At the start, Sub-Committee G, which handled the inquiry on behalf of the Select Committee, was apprehensive about the task ahead. Written evidence seemed to suggest a wide role for the EU, whereas we were concerned to ensure that the role of member states, as the sole authority for health care delivery within their borders, was not overlooked. Members also felt a certain hesitation at taking on a subject matter as complicated as mental health and its treatment. However, once we started to take evidence, we realised, first, that the Commission was fully aware of the issue of subsidiarity and, secondly, that the European Union did have an acceptable basis for playing its part in improving the mental health of the population.

The background to the Commission’s consultation paper is the magnitude of the problem of mental health, or lack of mental well-being, across Europe. According to work published by independent researchers in the respected journal European Neuropsychopharmacology, about one in four adult Europeans suffers from some form of mental ill health in any one year. In this context, it is important to understand that mental ill health can range from such things as stress or depression—sometimes referred to as loss of mental well-being—to the most serious disorders requiring prolonged treatment in hospital or in the community.
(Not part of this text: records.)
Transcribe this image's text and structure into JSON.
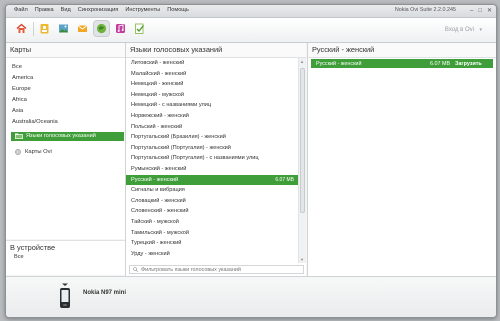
{
  "menu": {
    "items": [
      "Файл",
      "Правка",
      "Вид",
      "Синхронизация",
      "Инструменты",
      "Помощь"
    ],
    "app_title": "Nokia Ovi Suite 2.2.0.245"
  },
  "toolbar": {
    "login_label": "Вход в Ovi",
    "icons": [
      "home-icon",
      "contacts-icon",
      "gallery-icon",
      "messages-icon",
      "maps-icon",
      "music-icon",
      "sync-icon"
    ]
  },
  "left": {
    "header": "Карты",
    "regions": [
      "Все",
      "America",
      "Europe",
      "Africa",
      "Asia",
      "Australia/Oceania"
    ],
    "selected_item": "Языки голосовых указаний",
    "ovi_maps": "Карты Ovi",
    "device_header": "В устройстве",
    "device_value": "Все"
  },
  "middle": {
    "header": "Языки голосовых указаний",
    "items": [
      {
        "label": "Литовский - женский",
        "size": ""
      },
      {
        "label": "Малайский - женский",
        "size": ""
      },
      {
        "label": "Немецкий - женский",
        "size": ""
      },
      {
        "label": "Немецкий - мужской",
        "size": ""
      },
      {
        "label": "Немецкий - с названиями улиц",
        "size": ""
      },
      {
        "label": "Норвежский - женский",
        "size": ""
      },
      {
        "label": "Польский - женский",
        "size": ""
      },
      {
        "label": "Португальский (Бразилия) - женский",
        "size": ""
      },
      {
        "label": "Португальский (Португалия) - женский",
        "size": ""
      },
      {
        "label": "Португальский (Португалия) - с названиями улиц",
        "size": ""
      },
      {
        "label": "Румынский - женский",
        "size": ""
      },
      {
        "label": "Русский - женский",
        "size": "6.07 MB",
        "selected": true
      },
      {
        "label": "Сигналы и вибрация",
        "size": ""
      },
      {
        "label": "Словацкий - женский",
        "size": ""
      },
      {
        "label": "Словенский - женский",
        "size": ""
      },
      {
        "label": "Тайский - мужской",
        "size": ""
      },
      {
        "label": "Тамильский - мужской",
        "size": ""
      },
      {
        "label": "Турецкий - женский",
        "size": ""
      },
      {
        "label": "Урду - женский",
        "size": ""
      }
    ],
    "filter_placeholder": "Фильтровать языки голосовых указаний"
  },
  "right": {
    "header": "Русский - женский",
    "row_label": "Русский - женский",
    "row_size": "6.07 MB",
    "download_label": "Загрузить"
  },
  "device": {
    "name": "Nokia N97 mini"
  },
  "colors": {
    "accent_green": "#3f9e39",
    "window_bg": "#f4f5f5",
    "desktop_bg": "#b9bcbf"
  }
}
The costs arising from such a heavy incidence of ill health include the suicides of some 58,000 EU citizens every year and heavy economic costs relating to loss of output, the costs of medical care and a monetary valuation of the intangible human costs of disability, suffering and stress. The Sainsbury Centre for Mental Health has estimated that these costs amount to £77 billion per annum in the UK, notwithstanding that the UK has a lesser incidence of mental illness than some other EU member states.